Not as a question of marketing or charity, but as a matter of morality and justice. Exploitation and inequality are not economic laws, but inherent failures of our economic system. The time has come to evolve societal and organisational success measures beyond GDP and PBT.
And in a world where traditional communities of churches and neighbourhoods have been eroded, where scientific management has filled gaps of meanings with a gospel of growth, and where work has become so central in our lives, where organisations are like small states, I believe businesses have to step up. As Immanuel Kant warned us a century ago: “human beings must always be treated as an end in themselves, never as means”, never as cogs in a machine. Today, we need human-centric organisations more than ever to provide a place of meaning and community, where people can grow and flourish.

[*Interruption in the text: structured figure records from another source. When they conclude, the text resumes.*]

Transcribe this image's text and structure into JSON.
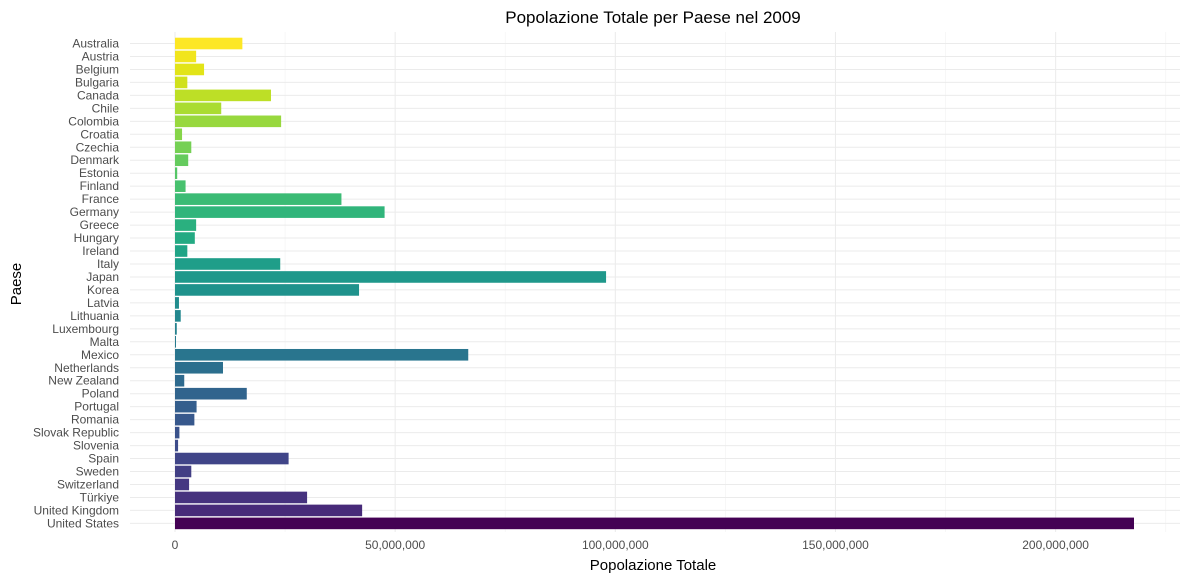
{
  "chart_data": {
    "type": "bar",
    "orientation": "horizontal",
    "title": "Popolazione Totale per Paese nel 2009",
    "xlabel": "Popolazione Totale",
    "ylabel": "Paese",
    "xlim": [
      0,
      222000000
    ],
    "x_ticks": [
      0,
      50000000,
      100000000,
      150000000,
      200000000
    ],
    "x_tick_labels": [
      "0",
      "50,000,000",
      "100,000,000",
      "150,000,000",
      "200,000,000"
    ],
    "grid": true,
    "legend": "none",
    "color_scale": "viridis",
    "categories": [
      "Australia",
      "Austria",
      "Belgium",
      "Bulgaria",
      "Canada",
      "Chile",
      "Colombia",
      "Croatia",
      "Czechia",
      "Denmark",
      "Estonia",
      "Finland",
      "France",
      "Germany",
      "Greece",
      "Hungary",
      "Ireland",
      "Italy",
      "Japan",
      "Korea",
      "Latvia",
      "Lithuania",
      "Luxembourg",
      "Malta",
      "Mexico",
      "Netherlands",
      "New Zealand",
      "Poland",
      "Portugal",
      "Romania",
      "Slovak Republic",
      "Slovenia",
      "Spain",
      "Sweden",
      "Switzerland",
      "Türkiye",
      "United Kingdom",
      "United States"
    ],
    "values": [
      15300000,
      4800000,
      6600000,
      2800000,
      21800000,
      10500000,
      24100000,
      1600000,
      3700000,
      3000000,
      500000,
      2400000,
      37800000,
      47600000,
      4800000,
      4500000,
      2800000,
      23900000,
      97900000,
      41800000,
      900000,
      1300000,
      400000,
      200000,
      66600000,
      10900000,
      2100000,
      16300000,
      4900000,
      4400000,
      1000000,
      700000,
      25800000,
      3700000,
      3200000,
      30000000,
      42500000,
      217800000
    ],
    "colors": [
      "#fde725",
      "#f1e51d",
      "#e2e418",
      "#d0e11c",
      "#bddf26",
      "#aadc32",
      "#98d83e",
      "#86d549",
      "#75d054",
      "#65cb5e",
      "#55c667",
      "#47c16e",
      "#3bbb75",
      "#31b57b",
      "#2ab07f",
      "#24aa83",
      "#20a486",
      "#1f9e89",
      "#1f988b",
      "#1f928c",
      "#218c8d",
      "#23878e",
      "#25818e",
      "#277b8e",
      "#29758e",
      "#2c6f8e",
      "#2e6a8e",
      "#31648d",
      "#345e8d",
      "#37588c",
      "#3a528b",
      "#3d4c8a",
      "#404588",
      "#423f85",
      "#453882",
      "#46327e",
      "#472a79",
      "#440154"
    ]
  }
}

Hence, the North Star on our journey shall be to transform our organisations to create greater value, both co-creating collective purpose for all stakeholders and “co-elevating” individual development and meaning for our employees, profitably.
Port 2: Organisation
But let us lay on even keel just a bit longer to examine what such a reshaped organisation of the future could look like. We live in an ever more complex world – facing ever-faster changes, advances in technology and data, shortening half-life of knowledge, and ever greater global interdependencies. 65% of the future professions of people entering primary school today do not even yet exist. As they say, “today is the slowest day you will ever experience” — from now on. Hence, in these New 20ies we need to let go of the illusion that work can be predicted or planned in detail.
From Bureaucracy to HumanocracyAs BCG suggested, the companies that will win in the 2020ies are those who can “compete on learning”. From a paradigm of “scalable efficiency” that has dominated our businesses since the industrial revolution we need to transition to a new world of “scalable learning” and development. From competitive to “adaptive advantage” – yes, its ok not to be perfect – and from closed systems to boundaryless ecosystems.

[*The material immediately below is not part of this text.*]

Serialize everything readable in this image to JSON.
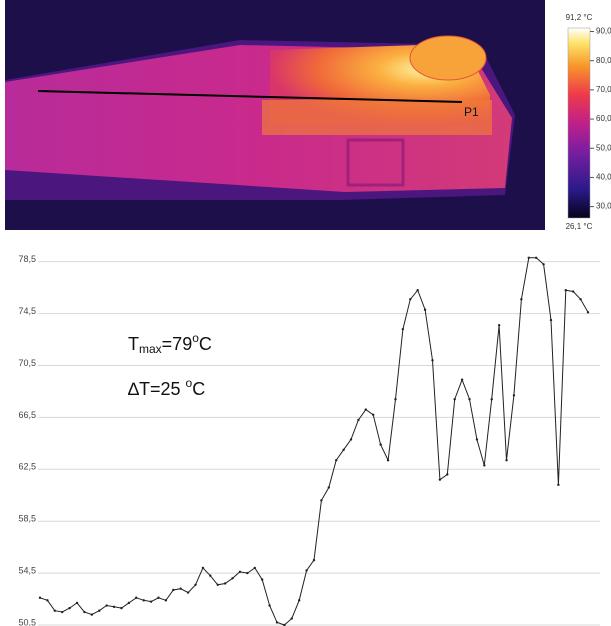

The simple truth is that our world has become too complex to be controlled through bureaucracy. We cannot “stand on a mountain top and preach strategy down the hills” to achieve successful execution. Today, in order to thrive, we need to embrace uncertainty and maximise human flourishing at work, rather than just driving efficiency and productivity.
Hence, liberated organisations of the future must harness ideas from everywhere and create an environment where people can and want to make a difference. Tearing down ivory towers and replacing our traditional hierarchies with increasingly fluid and modular structures — moving from centralised and “extractive” to regenerative and “distributive” designs.
I am convinced that going forward we must revise our paradigms: instead of optimising organisations as “deterministic machines”, analytically dividing information and power and specialising, we need to start acknowledging organisations as complex developmental systems, as “living organism” with minds and hearts and souls. Where wonder and love have their place as much as science and efficiency. Where deep emotional bonds of community and trust prevail and where individuals and teams experience and develop together, not only learning within the structure, but also continuously adapting the structure itself. Where influence and authority is different from rank and position and where employees have freedom to experiment – and where many more people become their “own CEOs”.
Yet, more than structures, methodologies or tools, the difference lies in core principles. In Humanocracies, “the business of business is people.” We cannot resolve the future of work with utilitarian thinking, just as we cannot understand quantum physics with Newtonian principles.